🤖 AI Summary
This work addresses the deployment of embodied foundation models on edge devices, which is constrained by eight interrelated factors: model size, power consumption, memory bandwidth, computational latency, timing jitter, safety margins, and others. To tackle this challenge, the paper introduces the “Deployment Gauntlet” framework, which systematically structures these constraints as eight coupled system-level barriers. It further uncovers a key distinction between autoregressive and diffusion models: the former are primarily bottlenecked by memory bandwidth, while the latter suffer from computational latency and sustained execution overhead. By co-designing model architecture decomposition, memory optimization, real-time scheduling, and communication mechanisms—and by separating fast control loops from slower semantic reasoning pathways—the proposed approach delivers an efficient and reliable deployment solution for edge-based embodied intelligence.
📝 Abstract
Deploying foundation models in embodied edge systems is fundamentally a systems problem, not just a problem of model compression.

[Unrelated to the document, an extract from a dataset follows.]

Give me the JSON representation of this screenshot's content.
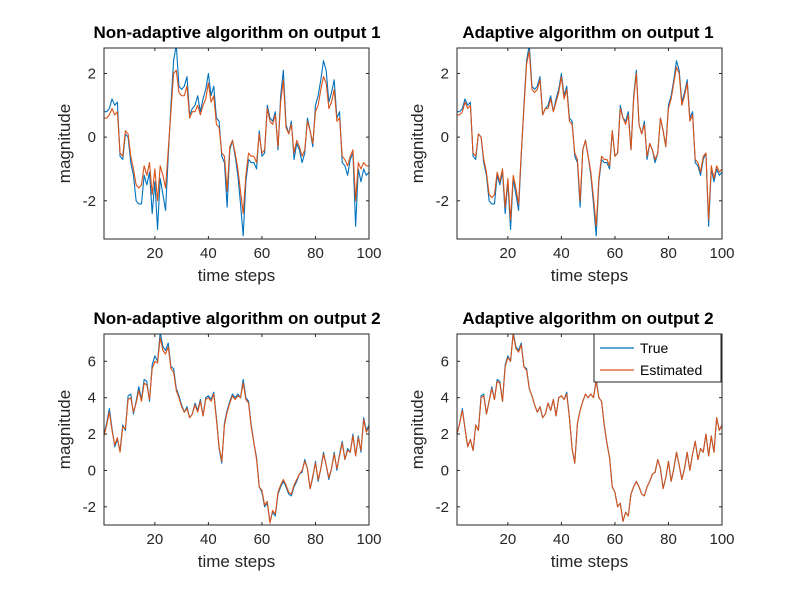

Real-time control must operate within strict size, weight, and power constraints, where memory traffic, compute latency, timing variability, and safety margins interact directly. The Deployment Gauntlet organizes these constraints into eight coupled barriers that determine whether embodied foundation models can run reliably in practice. Across representative edge workloads, autoregressive Vision-Language-Action policies are constrained primarily by memory bandwidth, whereas diffusion-based controllers are limited more by compute latency and sustained execution cost. Reliable deployment therefore depends on system-level co-design across memory, scheduling, communication, and model architecture, including decompositions that separate fast control from slower semantic reasoning.